В конце декабря четыре поэта читают стихи для французского радио… с Эйфелевой башни. Переводит их Арагон.

4 января проходит поэтический русско-французский фестиваль в «Национальной консерватории». Билеты раскупили за полтора дня. В зале — парижская интеллигенция и русские эмигранты, держащиеся особняком. Люди сидят на приставных стульях, на полу, между рядами.

Председательствовал Илья Эренбург, живший тогда в Париже.

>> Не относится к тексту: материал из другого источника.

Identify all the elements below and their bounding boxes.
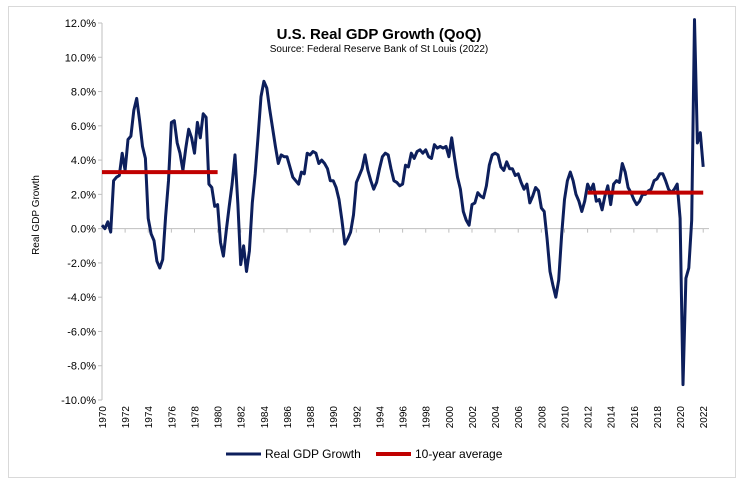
x-tick-label: 2022 [699, 406, 710, 429]
x-tick-label: 1980 [214, 406, 225, 429]
x-axis: 1970 1972 1974 1976 1978 1980 1982 1984 1986 1988… [98, 228, 710, 429]
x-tick-label: 1990 [329, 406, 340, 429]
y-tick-label: 12.0% [65, 18, 96, 30]
y-tick-label: 8.0% [71, 87, 96, 99]
x-tick-label: 2014 [607, 406, 618, 429]
x-tick-label: 1994 [375, 406, 386, 429]
x-tick-label: 1976 [167, 406, 178, 429]
x-tick-label: 2008 [537, 406, 548, 429]
x-tick-label: 1978 [190, 406, 201, 429]
y-tick-label: 4.0% [71, 155, 96, 167]
x-tick-label: 2000 [445, 406, 456, 429]
y-tick-label: 10.0% [65, 52, 96, 64]
y-axis-label: Real GDP Growth [31, 175, 42, 255]
legend-label-gdp: Real GDP Growth [265, 447, 361, 461]
x-tick-label: 1972 [121, 406, 132, 429]
x-tick-label: 1996 [399, 406, 410, 429]
legend-label-average: 10-year average [415, 447, 503, 461]
x-tick-label: 2002 [468, 406, 479, 429]
y-axis: -10.0% -8.0% -6.0% -4.0% -2.0% 0.0% 2.0% 4.0% 6.… [61, 18, 103, 407]
gdp-growth-chart: U.S. Real GDP Growth (QoQ) Source: Feder… [31, 18, 710, 461]
chart-frame: U.S. Real GDP Growth (QoQ) Source: Feder… [8, 6, 736, 478]
x-tick-label: 2004 [491, 406, 502, 429]
x-tick-label: 2010 [560, 406, 571, 429]
y-tick-label: -6.0% [67, 326, 96, 338]
x-tick-label: 2016 [630, 406, 641, 429]
plot-area [100, 18, 705, 387]
x-tick-label: 2020 [676, 406, 687, 429]
chart-title: U.S. Real GDP Growth (QoQ) [277, 26, 482, 43]
y-tick-label: -8.0% [67, 361, 96, 373]
x-tick-label: 1970 [98, 406, 109, 429]
y-tick-label: 2.0% [71, 189, 96, 201]
x-tick-label: 1988 [306, 406, 317, 429]
y-tick-label: -2.0% [67, 258, 96, 270]
legend: Real GDP Growth 10-year average [226, 447, 503, 461]
x-tick-label: 1986 [283, 406, 294, 429]
x-tick-label: 1984 [260, 406, 271, 429]
x-tick-label: 1982 [237, 406, 248, 429]
chart-subtitle: Source: Federal Reserve Bank of St Louis… [270, 44, 488, 55]
y-tick-label: 6.0% [71, 121, 96, 133]
y-tick-label: -4.0% [67, 292, 96, 304]
x-tick-label: 1974 [144, 406, 155, 429]
gdp-growth-line [100, 18, 705, 387]
x-tick-label: 2012 [584, 406, 595, 429]
x-tick-label: 1998 [422, 406, 433, 429]
y-tick-label: -10.0% [61, 395, 96, 407]
x-tick-label: 2018 [653, 406, 664, 429]
x-tick-label: 2006 [514, 406, 525, 429]
y-tick-label: 0.0% [71, 224, 96, 236]
x-tick-label: 1992 [352, 406, 363, 429]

Участвовали, помимо Арагона, Шарль Вильдрак, Жан Ришар Блок, Люк Дюртен, Тристан Тцара, Леон Муссинак — всего 16 французских поэтов и четыре советских мушкетёра. Читали по очереди. Поэт Робер Деснос обнародовал свой перевод стихотворения Луговского «Молодёжь», а потом Луговской прочитал то же стихотворение по-русски.

Безыменский хвастался, что после маломощных французов Луговской «так гроханул начальные строки своего стихотворения — аж люстры задрожали».

Вообще все четверо держались браво, сам Безыменский отлично спел три песни, входящие в его сочинение «Бахают бомбы у бухты», Кирсанов исполнял фокстрот, вплетая его в чтение «Поэмы о Роботе», а Сельвинский пропел по-итальянски песню «Марекьяре» из его «Охоты на нерпу».

Всё это действовало совершенно обескураживающим образом: из зала могло показаться, что к ним приехали очень свободные, раскованные и уверенные в себе люди. Или так оно и было? Они же чувствовали себя послами удивительной и небывалой страны — это придавало сил.

О французах Безыменский отзывается иронически: «Их пребывание на сцене являло собой, честью заявляю, очень унылое зрелище. Они робели, как малыши, читали стихи по бумажке, дрожавшей в их руках…»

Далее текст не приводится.